In early 2015, the company named Mr. Bellemare as CEO, taking over from Pierre Beaudoin, who is a grandson of Bombardier founder Joseph-Armand Bombardier. The children of Joseph-Armand Bombardier maintained voting control of the company through their ownership of the bulk of Class A shares.

Months after taking over, Mr. Bellemare and the Quebec government struck the $1 billion financing deal. The provincial government said the Canadian government should provide a matching $1 billion, given the support Ottawa provided to bailout the auto sector during the financial crisis.

In another move designed to shore up its balance sheet, Bombardier sold 30% of its profitable train-manufacturing business to Caisse de dépôt et placement du Québec, Canada’s second-largest pension fund, for $1.5 billion.

Mr. Bellemare said the loan, available over a four-year period, gives Bombardier much-needed financial flexibility in the event of another market shock and enables it to pursue new projects that could boost earnings.

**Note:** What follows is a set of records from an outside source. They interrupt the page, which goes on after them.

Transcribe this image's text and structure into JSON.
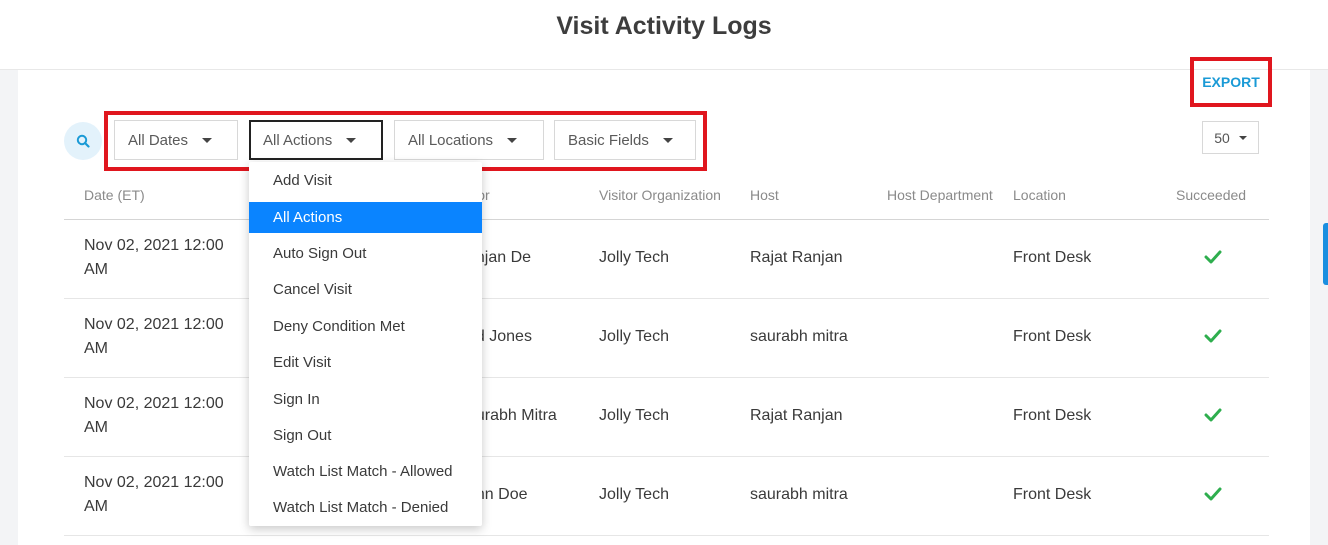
{
  "page": {
    "title": "Visit Activity Logs",
    "export_label": "EXPORT"
  },
  "filters": {
    "dates": "All Dates",
    "actions": "All Actions",
    "locations": "All Locations",
    "fields": "Basic Fields"
  },
  "per_page": "50",
  "table": {
    "headers": {
      "date": "Date (ET)",
      "visitor": "Visitor",
      "visitor_org": "Visitor Organization",
      "host": "Host",
      "host_dept": "Host Department",
      "location": "Location",
      "succeeded": "Succeeded"
    },
    "rows": [
      {
        "date_line1": "Nov 02, 2021 12:00",
        "date_line2": "AM",
        "visitor": "anjan De",
        "org": "Jolly Tech",
        "host": "Rajat Ranjan",
        "dept": "",
        "location": "Front Desk",
        "succeeded": true
      },
      {
        "date_line1": "Nov 02, 2021 12:00",
        "date_line2": "AM",
        "visitor": "ed Jones",
        "org": "Jolly Tech",
        "host": "saurabh mitra",
        "dept": "",
        "location": "Front Desk",
        "succeeded": true
      },
      {
        "date_line1": "Nov 02, 2021 12:00",
        "date_line2": "AM",
        "visitor": "aurabh Mitra",
        "org": "Jolly Tech",
        "host": "Rajat Ranjan",
        "dept": "",
        "location": "Front Desk",
        "succeeded": true
      },
      {
        "date_line1": "Nov 02, 2021 12:00",
        "date_line2": "AM",
        "visitor": "ohn Doe",
        "org": "Jolly Tech",
        "host": "saurabh mitra",
        "dept": "",
        "location": "Front Desk",
        "succeeded": true
      }
    ]
  },
  "actions_dropdown": {
    "selected": "All Actions",
    "options": [
      "Add Visit",
      "All Actions",
      "Auto Sign Out",
      "Cancel Visit",
      "Deny Condition Met",
      "Edit Visit",
      "Sign In",
      "Sign Out",
      "Watch List Match - Allowed",
      "Watch List Match - Denied"
    ]
  },
  "colors": {
    "accent": "#1a9ad6",
    "highlight": "#e0161e",
    "selected": "#0a84ff",
    "success": "#2eae4e"
  }
}
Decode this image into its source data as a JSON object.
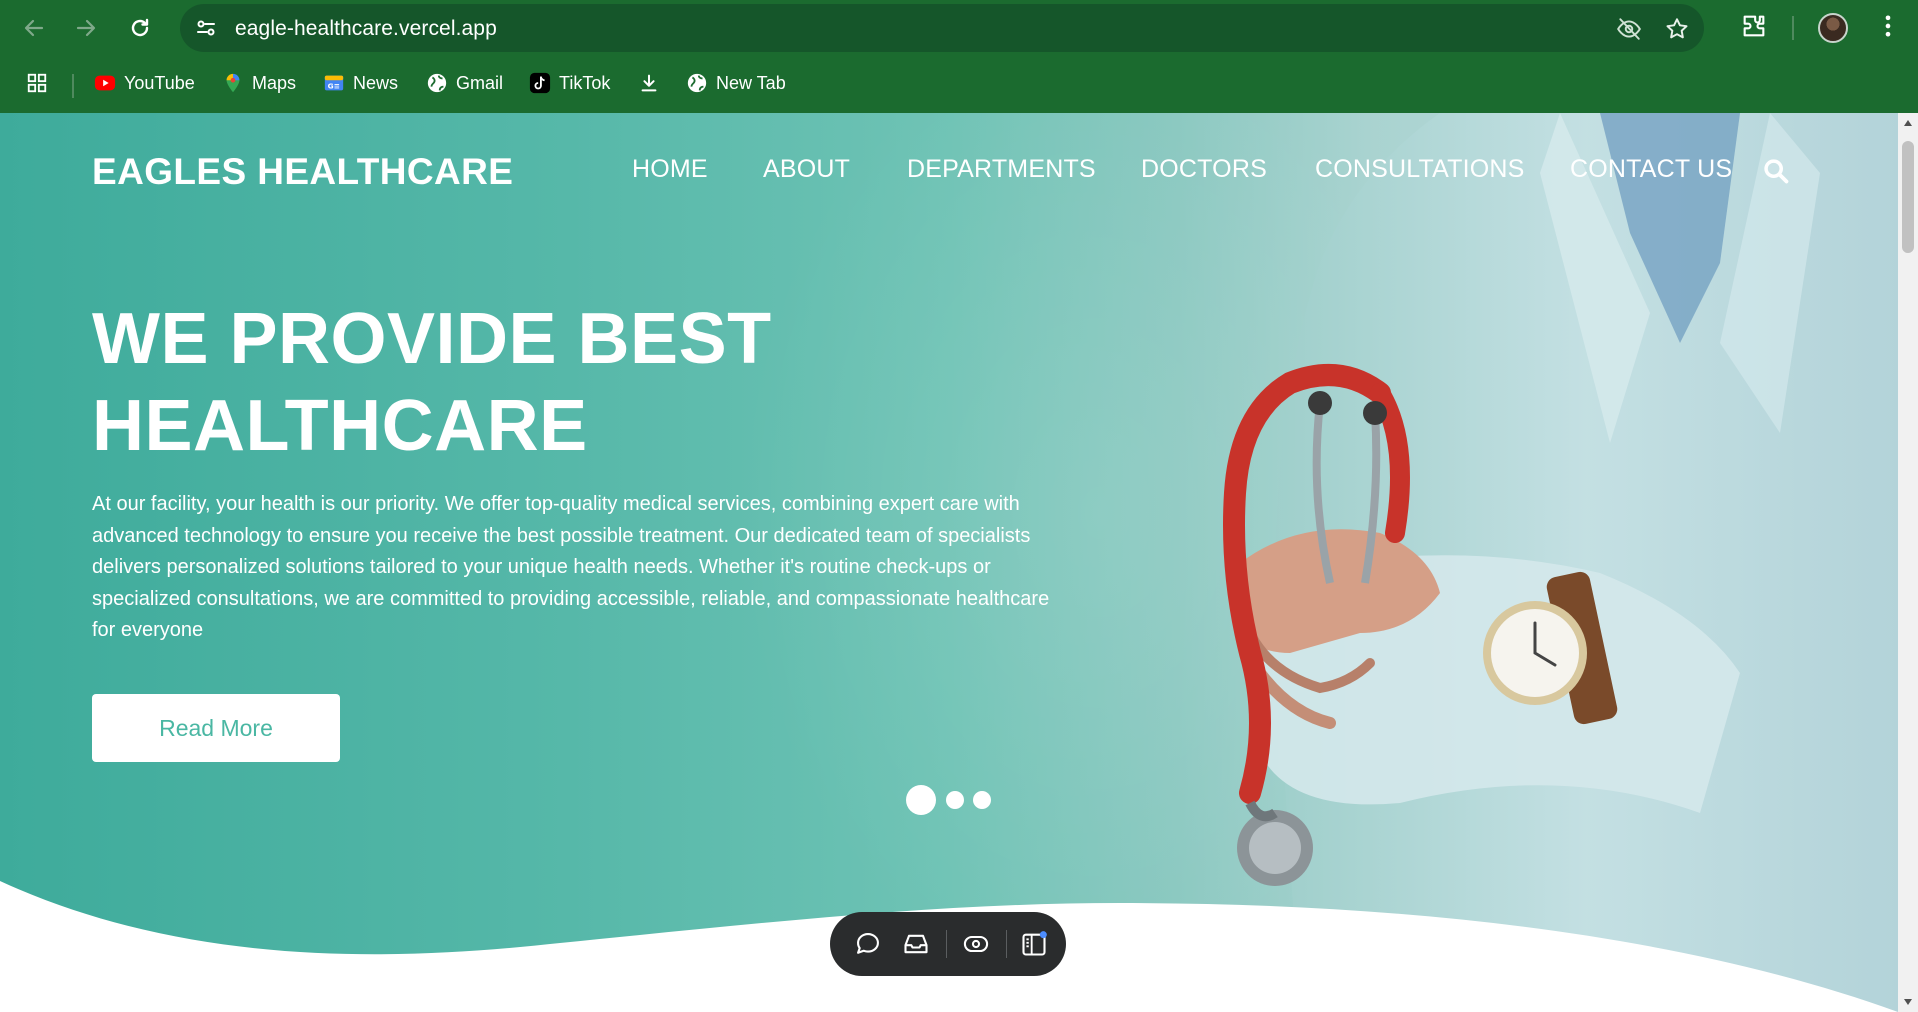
{
  "browser": {
    "url": "eagle-healthcare.vercel.app",
    "bookmarks": [
      {
        "label": "YouTube",
        "icon": "youtube-icon"
      },
      {
        "label": "Maps",
        "icon": "maps-icon"
      },
      {
        "label": "News",
        "icon": "news-icon"
      },
      {
        "label": "Gmail",
        "icon": "globe-icon"
      },
      {
        "label": "TikTok",
        "icon": "tiktok-icon"
      },
      {
        "label": "",
        "icon": "download-icon"
      },
      {
        "label": "New Tab",
        "icon": "globe-icon"
      }
    ]
  },
  "site": {
    "brand": "EAGLES HEALTHCARE",
    "nav": [
      "HOME",
      "ABOUT",
      "DEPARTMENTS",
      "DOCTORS",
      "CONSULTATIONS",
      "CONTACT US"
    ],
    "hero": {
      "title_line1": "WE PROVIDE BEST",
      "title_line2": "HEALTHCARE",
      "description": "At our facility, your health is our priority. We offer top-quality medical services, combining expert care with advanced technology to ensure you receive the best possible treatment. Our dedicated team of specialists delivers personalized solutions tailored to your unique health needs. Whether it's routine check-ups or specialized consultations, we are committed to providing accessible, reliable, and compassionate healthcare for everyone",
      "cta": "Read More"
    },
    "slider": {
      "slides": 3,
      "active": 1
    }
  },
  "colors": {
    "chrome": "#1b6b2f",
    "hero_teal": "#4ab7a3",
    "text_on_hero": "#ffffff"
  }
}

The company would repay the money it borrows, Mr. Bellemare said. “It’s the right solution for where we are” as a company, he said.

Canada’s loan, and the Quebec financing beforehand, underscores the widely held view that Bombardier, which anchors a Canadian aerospace sector that employs about 40,000 people, is too important to the Quebec economy for the government to allow it to fail.

The Canadian government has invested heavily and consistently in Bombardier, issuing more than C$1.3 billion in loans to the company over the last half-century. The company has paid back roughly half of that amount, according to government data.

Bombardier told investors last December it expected to generate single-digit revenue growth for 2016, while reaffirming a goal of breaking even on cash flow by next year. Bombardier’s third-quarter revenue, its most recent quarterly report, fell by nearly 10% by lower aircraft sales, but the company signaled it would beat its profitability targets for the year in all its business segments.